And if none of that works? If the topic has gone genuinely cold and no amount of journalistic effort can thaw it? Start looking for your next gig.
Life is too short to read boring copy. It’s definitely too short to write it.
The Dork Mandate
Here is the uncomfortable truth about writing with genuine enthusiasm: it will not make you look cool.
Enthusiastic copy is not polished. It is not sophisticated. It is not the person at the cocktail party holding court with an air of detached amusement. It is the person at the cocktail party who got genuinely excited about a cheese and wants to tell you why.
It’s dorky. Unabashedly, unselfconsciously dorky.
And that is precisely its power.
Any creative person worth a damn has an inner dork, that part of you that gets irrationally, disproportionately excited about something other people don’t see the magic in yet. Business writers dress it up with the word “passion” to make it sound more dignified, but let’s be honest: the engine underneath is pure, unapologetic dorkiness. (I’m a dork about content and relationships. There, I said it. I feel better.)
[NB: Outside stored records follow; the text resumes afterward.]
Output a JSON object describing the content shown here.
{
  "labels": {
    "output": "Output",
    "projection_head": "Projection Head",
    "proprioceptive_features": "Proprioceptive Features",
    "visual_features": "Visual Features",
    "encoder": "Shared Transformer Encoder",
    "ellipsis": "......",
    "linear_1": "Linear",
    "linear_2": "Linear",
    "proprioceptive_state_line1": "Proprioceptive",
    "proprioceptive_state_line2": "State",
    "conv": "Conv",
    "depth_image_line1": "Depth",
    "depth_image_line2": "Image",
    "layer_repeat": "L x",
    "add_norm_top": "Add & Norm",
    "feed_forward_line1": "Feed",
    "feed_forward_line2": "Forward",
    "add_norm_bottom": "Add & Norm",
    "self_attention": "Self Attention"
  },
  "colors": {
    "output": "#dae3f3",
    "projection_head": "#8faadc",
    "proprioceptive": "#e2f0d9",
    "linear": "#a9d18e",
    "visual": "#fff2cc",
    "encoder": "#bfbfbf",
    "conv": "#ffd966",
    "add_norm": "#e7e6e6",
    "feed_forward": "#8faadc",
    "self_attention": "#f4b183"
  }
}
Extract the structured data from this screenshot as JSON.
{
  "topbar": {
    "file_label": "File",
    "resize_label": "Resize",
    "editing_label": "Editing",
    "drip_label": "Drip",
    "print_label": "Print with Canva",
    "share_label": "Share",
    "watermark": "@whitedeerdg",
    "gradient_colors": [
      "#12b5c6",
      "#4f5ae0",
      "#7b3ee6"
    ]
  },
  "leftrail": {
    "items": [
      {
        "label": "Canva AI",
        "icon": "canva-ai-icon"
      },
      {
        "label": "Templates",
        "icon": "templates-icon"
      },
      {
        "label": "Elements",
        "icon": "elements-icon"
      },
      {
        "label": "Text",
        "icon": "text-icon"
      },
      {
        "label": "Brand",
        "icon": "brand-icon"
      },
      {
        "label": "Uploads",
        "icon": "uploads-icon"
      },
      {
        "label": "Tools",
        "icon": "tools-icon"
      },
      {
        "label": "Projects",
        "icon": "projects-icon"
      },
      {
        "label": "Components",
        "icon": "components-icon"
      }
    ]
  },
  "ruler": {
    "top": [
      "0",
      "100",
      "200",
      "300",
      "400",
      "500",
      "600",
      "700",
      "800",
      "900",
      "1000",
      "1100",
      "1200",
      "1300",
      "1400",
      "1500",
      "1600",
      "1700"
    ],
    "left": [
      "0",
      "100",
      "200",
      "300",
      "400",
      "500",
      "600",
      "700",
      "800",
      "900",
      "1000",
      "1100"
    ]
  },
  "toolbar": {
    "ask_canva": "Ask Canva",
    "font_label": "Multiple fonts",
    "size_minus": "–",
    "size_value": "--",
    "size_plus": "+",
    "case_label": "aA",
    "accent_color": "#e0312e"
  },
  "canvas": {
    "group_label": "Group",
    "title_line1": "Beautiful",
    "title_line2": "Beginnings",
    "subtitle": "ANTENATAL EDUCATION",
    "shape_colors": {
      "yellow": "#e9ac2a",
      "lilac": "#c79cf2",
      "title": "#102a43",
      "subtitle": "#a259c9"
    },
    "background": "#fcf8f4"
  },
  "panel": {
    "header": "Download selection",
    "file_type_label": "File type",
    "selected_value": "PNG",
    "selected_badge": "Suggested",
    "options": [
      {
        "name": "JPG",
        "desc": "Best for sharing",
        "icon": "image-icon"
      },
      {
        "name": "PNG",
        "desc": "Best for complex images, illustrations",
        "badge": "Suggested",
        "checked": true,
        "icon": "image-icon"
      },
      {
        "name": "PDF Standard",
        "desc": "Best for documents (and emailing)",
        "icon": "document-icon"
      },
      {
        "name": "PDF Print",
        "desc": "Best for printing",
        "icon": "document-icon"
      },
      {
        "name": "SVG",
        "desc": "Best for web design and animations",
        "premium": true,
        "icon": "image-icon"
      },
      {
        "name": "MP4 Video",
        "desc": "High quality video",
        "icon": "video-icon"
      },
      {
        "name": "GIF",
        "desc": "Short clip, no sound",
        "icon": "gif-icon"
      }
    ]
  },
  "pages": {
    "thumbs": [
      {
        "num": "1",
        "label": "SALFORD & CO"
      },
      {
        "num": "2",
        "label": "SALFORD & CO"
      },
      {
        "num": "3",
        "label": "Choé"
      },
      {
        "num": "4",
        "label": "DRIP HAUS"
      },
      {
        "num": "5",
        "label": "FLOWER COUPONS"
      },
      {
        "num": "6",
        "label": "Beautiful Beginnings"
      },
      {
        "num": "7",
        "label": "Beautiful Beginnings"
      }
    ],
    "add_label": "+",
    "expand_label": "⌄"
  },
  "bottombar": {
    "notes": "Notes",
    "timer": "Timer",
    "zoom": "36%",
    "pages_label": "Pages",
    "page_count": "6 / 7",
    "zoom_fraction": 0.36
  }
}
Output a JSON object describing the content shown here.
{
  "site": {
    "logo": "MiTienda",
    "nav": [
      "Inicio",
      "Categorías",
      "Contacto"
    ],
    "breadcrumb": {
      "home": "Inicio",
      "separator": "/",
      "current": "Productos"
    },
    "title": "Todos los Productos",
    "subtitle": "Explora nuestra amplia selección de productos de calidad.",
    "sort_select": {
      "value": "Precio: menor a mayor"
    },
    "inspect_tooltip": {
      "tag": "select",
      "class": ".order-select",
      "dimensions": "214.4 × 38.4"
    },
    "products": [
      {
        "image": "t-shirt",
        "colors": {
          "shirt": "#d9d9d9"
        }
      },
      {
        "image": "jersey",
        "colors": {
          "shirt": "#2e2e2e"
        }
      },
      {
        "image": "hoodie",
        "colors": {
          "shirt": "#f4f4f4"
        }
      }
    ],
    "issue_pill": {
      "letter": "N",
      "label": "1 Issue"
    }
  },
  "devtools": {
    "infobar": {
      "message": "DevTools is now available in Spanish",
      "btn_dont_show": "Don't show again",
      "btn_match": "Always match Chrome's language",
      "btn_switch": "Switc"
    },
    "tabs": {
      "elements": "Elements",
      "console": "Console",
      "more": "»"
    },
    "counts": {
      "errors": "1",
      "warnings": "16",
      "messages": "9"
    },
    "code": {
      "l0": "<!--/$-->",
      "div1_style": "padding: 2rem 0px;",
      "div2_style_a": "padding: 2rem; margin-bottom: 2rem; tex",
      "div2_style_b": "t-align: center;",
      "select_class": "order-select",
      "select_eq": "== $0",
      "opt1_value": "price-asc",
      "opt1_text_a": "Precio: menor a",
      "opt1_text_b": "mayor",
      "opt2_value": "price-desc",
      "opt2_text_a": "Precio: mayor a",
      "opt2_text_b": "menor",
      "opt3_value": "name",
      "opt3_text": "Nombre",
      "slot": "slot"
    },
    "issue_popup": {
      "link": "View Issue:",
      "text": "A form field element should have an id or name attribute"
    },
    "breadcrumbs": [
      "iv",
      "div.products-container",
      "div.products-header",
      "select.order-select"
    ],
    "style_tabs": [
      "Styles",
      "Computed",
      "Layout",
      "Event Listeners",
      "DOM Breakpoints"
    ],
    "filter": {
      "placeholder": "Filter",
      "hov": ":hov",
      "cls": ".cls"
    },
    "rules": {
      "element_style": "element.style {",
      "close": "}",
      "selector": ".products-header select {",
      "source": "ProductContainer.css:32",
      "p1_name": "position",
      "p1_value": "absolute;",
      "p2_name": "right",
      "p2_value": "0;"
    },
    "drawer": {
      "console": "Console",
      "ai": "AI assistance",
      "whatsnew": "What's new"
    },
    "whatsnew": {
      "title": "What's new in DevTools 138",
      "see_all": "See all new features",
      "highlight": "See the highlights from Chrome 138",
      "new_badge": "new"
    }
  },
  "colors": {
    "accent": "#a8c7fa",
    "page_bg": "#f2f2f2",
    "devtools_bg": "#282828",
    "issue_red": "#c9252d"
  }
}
In a world where machines can produce technically competent copy in seconds, genuine enthusiasm is the one thing that can’t be simulated convincingly for long. Your readers sense the difference between a sentence that was constructed and a sentence that was felt. Between content that was generated and content that someone actually cared about.
Your Dork Signal, that thing you care about so much it makes you a little breathless, is not a liability. It’s your competitive advantage. It’s what separates writing that converts from writing that exists merely to occupy pixels.
Capture your enthusiasm while it’s hot. Shape it with craft. And never, ever apologize for caring too much.
The readers who matter will love you for it. The ones who don’t? They were never going to buy from you anyway.